GM received US government approval and will be buying out retiree pensions, or converting some of them to annuities from Prudential Life.

It is ground breaking and other companies will be watching closely, as they consider outsourcing their pension commitments.

It will be a costly exercise though.

One example I read about is a 70 year old collecting 2800 per month pension. He will receive 390.000 based on 11.5 more years of life expectancy.

http://www.forbes.com/sites/joannmu...-collar-pensions-could-union-workers-be-next/

Just out of curiosity, in Canada if a person took the money and put it in a low interest bank account...............would they qualify for GIS benefits?


----------



## Daniel A. (Mar 20, 2011)

I had read the story a week or so ago, you have me a bit confused with the 70 year old. The pensioners income won't change as a result of this move from what I understand.
In the USA there are many differences in pension regulation from Canada companies in the USA can use many tax strategies that are not available in Canada.

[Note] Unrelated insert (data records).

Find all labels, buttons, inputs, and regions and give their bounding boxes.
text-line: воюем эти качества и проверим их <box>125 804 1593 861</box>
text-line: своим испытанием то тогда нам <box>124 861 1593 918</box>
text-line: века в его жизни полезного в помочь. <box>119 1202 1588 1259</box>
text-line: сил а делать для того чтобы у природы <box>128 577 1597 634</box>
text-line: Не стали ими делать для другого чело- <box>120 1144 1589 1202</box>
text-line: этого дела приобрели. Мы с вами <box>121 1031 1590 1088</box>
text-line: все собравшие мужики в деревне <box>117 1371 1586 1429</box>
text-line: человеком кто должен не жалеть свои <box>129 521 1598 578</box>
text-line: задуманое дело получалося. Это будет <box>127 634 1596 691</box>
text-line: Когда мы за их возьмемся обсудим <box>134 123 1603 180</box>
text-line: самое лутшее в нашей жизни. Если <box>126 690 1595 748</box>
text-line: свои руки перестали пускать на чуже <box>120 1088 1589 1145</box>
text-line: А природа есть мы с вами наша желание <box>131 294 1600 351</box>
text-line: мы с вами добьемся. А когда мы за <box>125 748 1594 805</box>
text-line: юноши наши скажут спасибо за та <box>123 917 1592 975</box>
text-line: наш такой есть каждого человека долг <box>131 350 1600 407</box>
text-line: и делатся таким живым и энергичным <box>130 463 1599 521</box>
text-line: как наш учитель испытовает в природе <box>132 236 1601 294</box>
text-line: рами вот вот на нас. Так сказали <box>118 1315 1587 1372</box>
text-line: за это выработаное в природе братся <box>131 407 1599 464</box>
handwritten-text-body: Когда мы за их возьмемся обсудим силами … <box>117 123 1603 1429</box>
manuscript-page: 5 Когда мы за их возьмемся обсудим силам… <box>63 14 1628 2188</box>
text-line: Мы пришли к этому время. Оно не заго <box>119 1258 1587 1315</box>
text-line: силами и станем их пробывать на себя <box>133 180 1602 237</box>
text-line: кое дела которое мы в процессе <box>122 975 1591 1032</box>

I can understand GM/ Ford wanting to off load the liability and it can be done in the USA. In Canada once a person hits 55 in a DB pension and has ten years in such changes can't be made.


----------



## OhGreatGuru (May 24, 2009)

sags said:


> ...
> 
> Just out of curiosity, in Canada if a person took the money and put it in a low interest bank account...............would they qualify for GIS benefits?


GIS eligibility is based on annual income, not assets. If the retiree is collecting CPP, OAS, and say 4% interest on $390,000 they probably would not qualify for GIS.


----------



## sags (May 15, 2010)

This is a link to the article with the 70 year old in it.

http://www.freep.com/article/201206...a-tough-call-for-General-Motors-Ford-retirees


----------



## Daniel A. (Mar 20, 2011)

OK well those kind of rules won't work in Canada, I may be wrong but read the book Pension Ponzi there it highlights many issues in the USA that companies can do.
It is sad that big companies are more than willing to try and take advantage of retiree's they hire pension fund companies to put these offers together.

The big three automotive do have many serious problems with the number of retired workers for every working person. Underfunding the pensions has lead to these kind of problems in both countries, if nothing more than confusion from someone 70 plus gets them to sign the company will be happy.


----------